The former paratrooper had flagged last week that Rodriguez was on his way out after a tumultuous period marked by the resignations of some 20 senior education ministry officials.

Rodriguez has been widely criticized over proposed changes to school textbooks, saying they no longer needed to highlight the country’s ethnic diversity, and for asking schools to film students singing the national anthem.

He was forced to back down on both ideas.

In the latest controversy, Rodriguez told a Brazilian newspaper last week that school textbooks would be revised to give children the “true idea” of the country’s military dictatorship from 1964 to 1985.

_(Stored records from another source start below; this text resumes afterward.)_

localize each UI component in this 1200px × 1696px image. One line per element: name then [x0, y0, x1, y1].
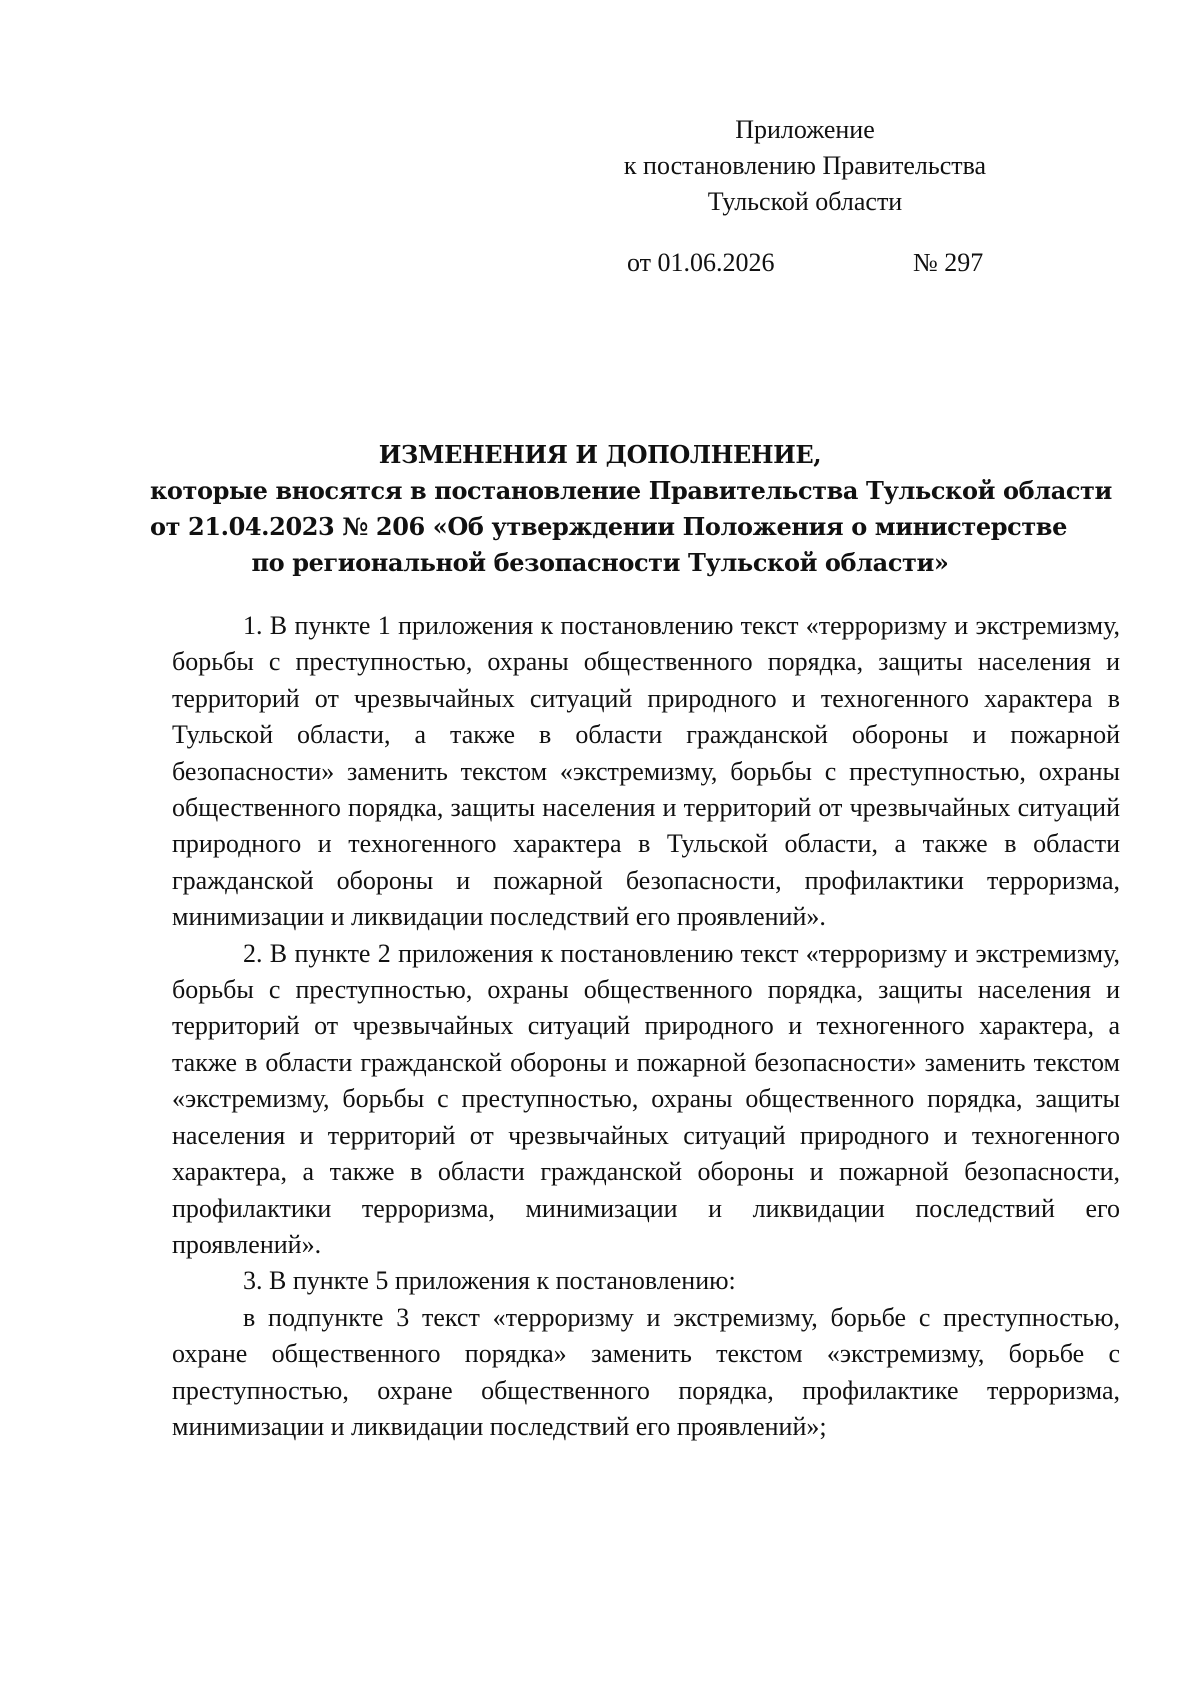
document-body	[172, 608, 1120, 1445]
appendix-header	[570, 112, 1040, 220]
document-date: от 01.06.2026	[627, 248, 775, 277]
title-line-3: от 21.04.2023 № 206 «Об утверждении Положения о министерстве	[150, 512, 1067, 541]
paragraph-1: 1. В пункте 1 приложения к постановлению текст «терроризму и экстремизму, борьбы с преступностью, охраны общественного порядка, защиты населения и территорий от чрезвычайных ситуаций природного и техногенного характера в Тульской области, а также в области гражданской обороны и пожарной безопасности» заменить текстом «экстремизму, борьбы с преступностью, охраны общественного порядка, защиты населения и территорий от чрезвычайных ситуаций природного и техногенного характера в Тульской области, а также в области гражданской обороны и пожарной безопасности, профилактики терроризма, минимизации и ликвидации последствий его проявлений».	[172, 611, 1120, 932]
document-title	[150, 437, 1112, 581]
document-number: № 297	[913, 248, 984, 277]
paragraph-2: 2. В пункте 2 приложения к постановлению текст «терроризму и экстремизму, борьбы с преступностью, охраны общественного порядка, защиты населения и территорий от чрезвычайных ситуаций природного и техногенного характера, а также в области гражданской обороны и пожарной безопасности» заменить текстом «экстремизму, борьбы с преступностью, охраны общественного порядка, защиты населения и территорий от чрезвычайных ситуаций природного и техногенного характера, а также в области гражданской обороны и пожарной безопасности, профилактики терроризма, минимизации и ликвидации последствий его проявлений».	[172, 938, 1120, 1259]
title-line-2: которые вносятся в постановление Правительства Тульской области	[150, 476, 1112, 505]
title-line-1: ИЗМЕНЕНИЯ И ДОПОЛНЕНИЕ,	[378, 440, 822, 469]
title-line-4: по региональной безопасности Тульской области»	[251, 548, 949, 577]
paragraph-3: 3. В пункте 5 приложения к постановлению:	[243, 1266, 736, 1296]
paragraph-4: в подпункте 3 текст «терроризму и экстремизму, борьбе с преступностью, охране общественного порядка» заменить текстом «экстремизму, борьбе с преступностью, охране общественного порядка, профилактике терроризма, минимизации и ликвидации последствий его проявлений»;	[172, 1302, 1120, 1441]
appendix-line-1: Приложение	[735, 115, 875, 144]
appendix-line-3: Тульской области	[707, 187, 903, 216]
appendix-line-2: к постановлению Правительства	[623, 151, 987, 180]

Rodriguez described the 21 years of army rule that resulted in the death and disappearance of hundreds of people as a “democratic regime of force because it was necessary at that moment.”

His comments came after Bolsonaro ordered the defence forces to commemorate the 55th anniversary of the coup on March 31, triggering street protests across the country.

Rodriguez had previously promised to stamp out “cultural Marxism” and gender-identity “ideology,” and to create a special department handling just military schools.

The sacking comes after the February firing of Gustavo Bebianno, who was a minister of the general secretariat of the presidency, over suspected improper campaign financing.

Since assuming the presidency, Bolsonaro has been on an ideological campaign to promote his ultraconservative ideas and values and to erase any trace of the 2003-2016 leftwing government Brazil had.